Проснулся Сосновский и в эту ночь. Включил свет, взглянул на часы — было ровно три. Удивленный, перевел взгляд на жену, которая спокойно спала, повязав косынкой голову с накрученными на бигуди волосами.
— Спит,— вслух сказал он и лег снова.
С тоской подумал, что годы бегут. Иногда он вообще почему-то был не прочь вспоминать о своем возрасте, ссылаться на него. «В наши годы, понятно, это уже тяжеленько»,— невесело вздыхал он, но, по совести говоря, еще не чувствовал себя пожилым. Более того, в глубине души посмеивался над собеседником и кокетничал: «Ну что ж, я-то сказать могу… Со стороны возможно, кое-кто и думает так. Но это же глупости! Разве я в летах?»
Приятно иной раз прибедняться, играть скромного. Да и впрямь, понятие о возрасте относительное. То, что в восемнадцать лет считается старостью, для шестидесятилетних выглядит зрелостью. Сосновский, видевший в жене еще молодую женщину, однажды услышал, как Юрий говорил Севке: «Моя старуха и отчим пойдут в гости, приходи. Дома будем одни…»
Но все-таки в душу стала закрадываться тоска. Вспомнилось, как в отчаянии, беспомощно заплакала Вера, когда, хлопнув дверью, ушли тогда Шарупичи. Как до истерики кричала на сына, а после умоляла и жалела его. «Нет, стареем оба,— уже искренне подумал Сосновский.— Пора браться за ум, за разум. До сорока, как говорят, можно еще финтить, кривить душой, а после — не-ет! После ни себе, ни другим лгать нельзя. Ни на йоту!»
«Нам недостает искренности,— обратился он мысленно к жене.— Всё с оглядкой, всё с оглядкой. Некоторые разучились вести себя, как хотелось бы. Кашин вон первым никогда не поделится новостью, хотя и подмывает рассказать. Начнет говорить лишь, когда еще раз о ней при свидетелях услышит. Будет рассказывать и ссылаться на того, от кого услышал. За что купил — за то, дескать, и продаю. А самое страшное, что это он считает своей выдержанностью».
«Не мудри, Макс,— серчала Вера.— Вечно какая-то фантазия у тебя…»
«А почему, по-твоему, так случилось у Юрия с Лёдей? Я уверен: там никто никого не искушал. Просто Шарупичи, мы, школа мало воспитывали в них убежденность, идеализм. Конечно, не в философском смысле…»
«Знаю я и твой идеализм!»
«Ну и пусть. Но мне все-таки хочется, чтобы ты заставила Юрия выполнить свой долг. Поверь, нельзя ему начинать самостоятельную жизнь с того, что он губит человека».

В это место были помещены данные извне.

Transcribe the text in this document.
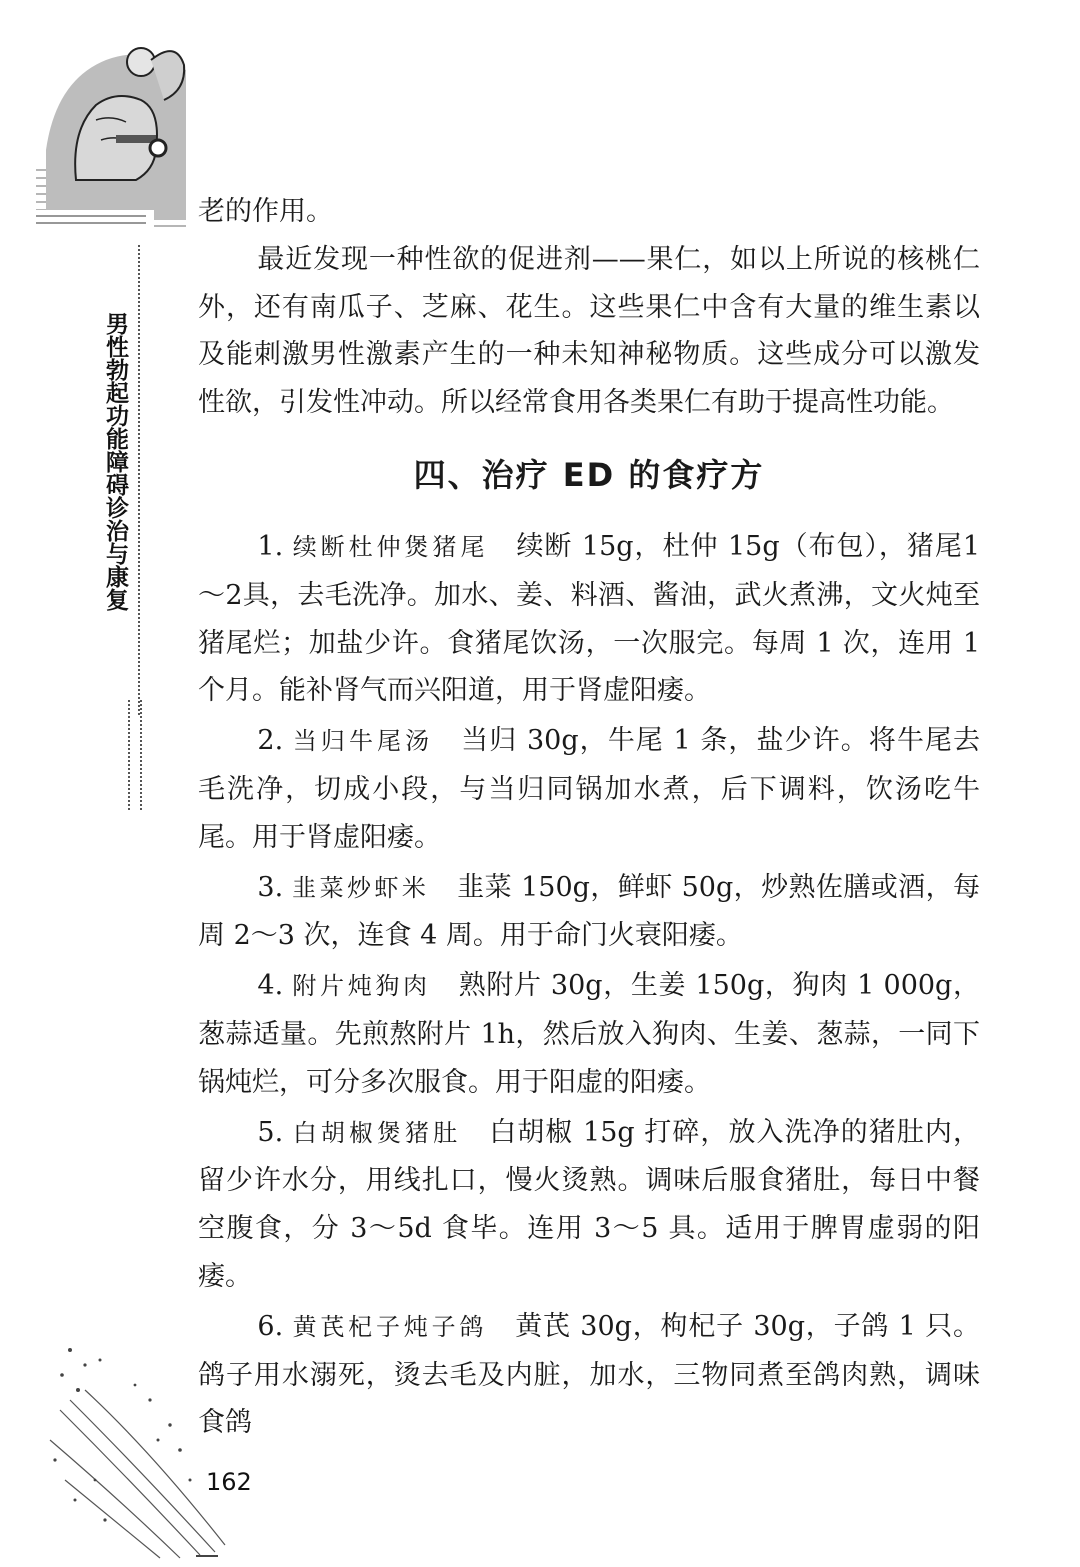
男性勃起功能障碍诊治与康复

老的作用。

最近发现一种性欲的促进剂——果仁，如以上所说的核桃仁外，还有南瓜子、芝麻、花生。这些果仁中含有大量的维生素以及能刺激男性激素产生的一种未知神秘物质。这些成分可以激发性欲，引发性冲动。所以经常食用各类果仁有助于提高性功能。

四、治疗 ED 的食疗方

1. 续断杜仲煲猪尾 续断 15g，杜仲 15g（布包），猪尾1～2具，去毛洗净。加水、姜、料酒、酱油，武火煮沸，文火炖至猪尾烂；加盐少许。食猪尾饮汤，一次服完。每周 1 次，连用 1 个月。能补肾气而兴阳道，用于肾虚阳痿。

2. 当归牛尾汤 当归 30g，牛尾 1 条，盐少许。将牛尾去毛洗净，切成小段，与当归同锅加水煮，后下调料，饮汤吃牛尾。用于肾虚阳痿。

3. 韭菜炒虾米 韭菜 150g，鲜虾 50g，炒熟佐膳或酒，每周 2～3 次，连食 4 周。用于命门火衰阳痿。

4. 附片炖狗肉 熟附片 30g，生姜 150g，狗肉 1 000g，葱蒜适量。先煎熬附片 1h，然后放入狗肉、生姜、葱蒜，一同下锅炖烂，可分多次服食。用于阳虚的阳痿。

5. 白胡椒煲猪肚 白胡椒 15g 打碎，放入洗净的猪肚内，留少许水分，用线扎口，慢火烫熟。调味后服食猪肚，每日中餐空腹食，分 3～5d 食毕。连用 3～5 具。适用于脾胃虚弱的阳痿。

6. 黄芪杞子炖子鸽 黄芪 30g，枸杞子 30g，子鸽 1 只。鸽子用水溺死，烫去毛及内脏，加水，三物同煮至鸽肉熟，调味食鸽

162
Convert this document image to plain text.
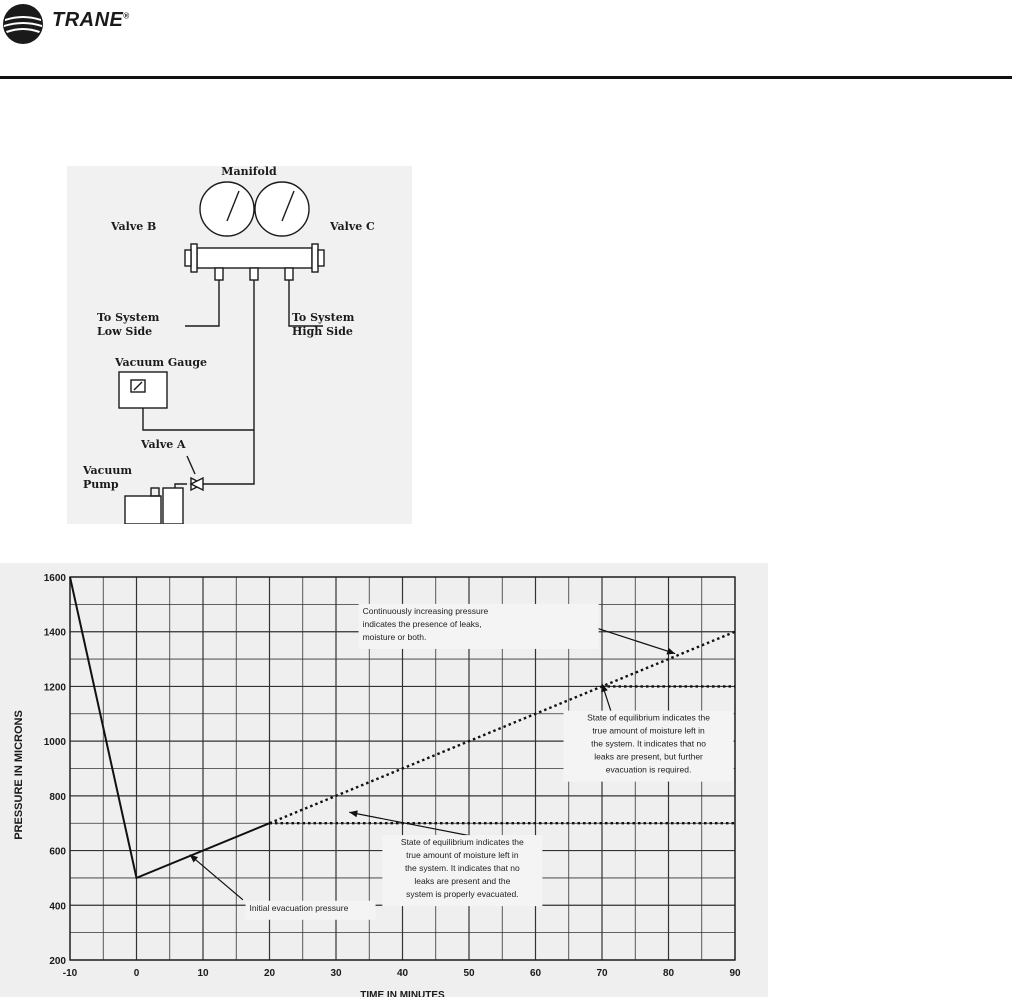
TRANE®
Manifold
Valve B	Valve C
To System
Low Side
To System
High Side
Vacuum Gauge
Valve A
Vacuum
Pump
-10	0	10	20	30	40	50	60	70	80	90
1600
1400
1200
1000
800
600
400
200
TIME IN MINUTES
Continuously increasing pressure
indicates the presence of leaks,
moisture or both.
State of equilibrium indicates the
true amount of moisture left in
the system. It indicates that no
leaks are present, but further
evacuation is required.
State of equilibrium indicates the
true amount of moisture left in
the system. It indicates that no
leaks are present and the
system is properly evacuated.
Initial evacuation pressure
PRESSURE IN MICRONS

Сосновскому захотелось по-настоящему поговорить с женой. Повернувшись к ней, он кашлянул и положил руку на ее плечо.
— Чего тебе? — плаксиво забормотала Вера.
— Хочу кое-что сказать.
— Ты что, сдурел?
— Нет, серьезно.
— Отстань! И ночью нет покоя… Ну, чего тебе?
Ответить на этот вопрос оказалось не легко. Мысли, которые только что теснились и волновали, неожиданно сдались неубедительными, наивными.
— Что будем делать с Лёдей? — спросил он неуверенно.— Вчера Шарупича поздравляли с депутатством. Поздравлял, понятно, и я, а смотреть в глаза не мог.
— Ты меня разбудил, чтобы это сказать?
— Может вспыхнуть скандал. Трепать будут и мою фамилию.